Posted by Yaron Nili, Co-editor, HLS Forum on Corporate Governance and Financial Regulation, on
Saturday, July 26, 2014
The following post comes to us from Jon E. Abramczyk, Partner and Member of the Corporate and Business Litigation Group at Morris, Nichols, Arsht & Tunnell LLP, and is based on a Morris Nichols publication. This post is part of the Delaware law series, which is cosponsored by the Forum and Corporation Service Company; links to other posts in the series are available here.

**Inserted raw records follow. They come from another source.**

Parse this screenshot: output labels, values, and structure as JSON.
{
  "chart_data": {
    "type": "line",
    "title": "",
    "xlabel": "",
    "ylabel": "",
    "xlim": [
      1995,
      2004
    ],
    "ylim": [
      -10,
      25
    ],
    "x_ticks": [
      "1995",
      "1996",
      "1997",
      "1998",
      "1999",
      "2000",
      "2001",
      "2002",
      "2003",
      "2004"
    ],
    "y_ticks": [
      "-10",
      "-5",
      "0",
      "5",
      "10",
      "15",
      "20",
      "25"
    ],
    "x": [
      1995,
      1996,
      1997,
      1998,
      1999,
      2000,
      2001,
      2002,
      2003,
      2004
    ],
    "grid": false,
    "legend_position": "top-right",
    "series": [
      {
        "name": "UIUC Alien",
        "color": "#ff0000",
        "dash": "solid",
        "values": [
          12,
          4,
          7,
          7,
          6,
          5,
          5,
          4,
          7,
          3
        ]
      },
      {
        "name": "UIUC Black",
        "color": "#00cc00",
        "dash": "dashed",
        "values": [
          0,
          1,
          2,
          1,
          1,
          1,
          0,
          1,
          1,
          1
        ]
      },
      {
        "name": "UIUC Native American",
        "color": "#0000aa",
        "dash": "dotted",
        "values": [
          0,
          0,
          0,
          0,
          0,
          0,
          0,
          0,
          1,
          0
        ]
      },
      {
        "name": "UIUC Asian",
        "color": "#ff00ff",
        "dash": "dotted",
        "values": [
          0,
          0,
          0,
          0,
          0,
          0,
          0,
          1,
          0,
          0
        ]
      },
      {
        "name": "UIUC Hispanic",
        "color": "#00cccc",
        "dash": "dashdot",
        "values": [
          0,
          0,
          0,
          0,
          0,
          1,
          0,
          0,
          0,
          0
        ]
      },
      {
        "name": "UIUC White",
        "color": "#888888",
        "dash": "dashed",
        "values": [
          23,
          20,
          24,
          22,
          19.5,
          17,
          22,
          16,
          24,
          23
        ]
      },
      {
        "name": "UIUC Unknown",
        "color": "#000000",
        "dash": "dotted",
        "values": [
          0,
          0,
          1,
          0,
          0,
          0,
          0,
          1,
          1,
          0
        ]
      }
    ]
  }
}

Following a merger (or consolidation), Section 262 of the Delaware General Corporation Law (“DGCL”) requires notice to be sent to any stockholder of record who has demanded appraisal informing that stockholder that the transaction was accomplished. For long-form mergers approved pursuant to a stockholder vote (i.e., under Section 251(c) of the DGCL), Section 262(d)(1) requires notice of the effective date of the merger to be sent within 10 days of the merger becoming effective. For mergers approved pursuant to Sections 228, 251(h), 253 or 267 of the DGCL (e.g., mergers approved by written consent, certain mergers following a tender or exchange offer, short-form mergers between parent and subsidiary corporations and short-form mergers between a non-corporation parent entity and its subsidiary corporation) the notice of the effective date is governed by Section 262(d)(2), which sets its own timing requirements.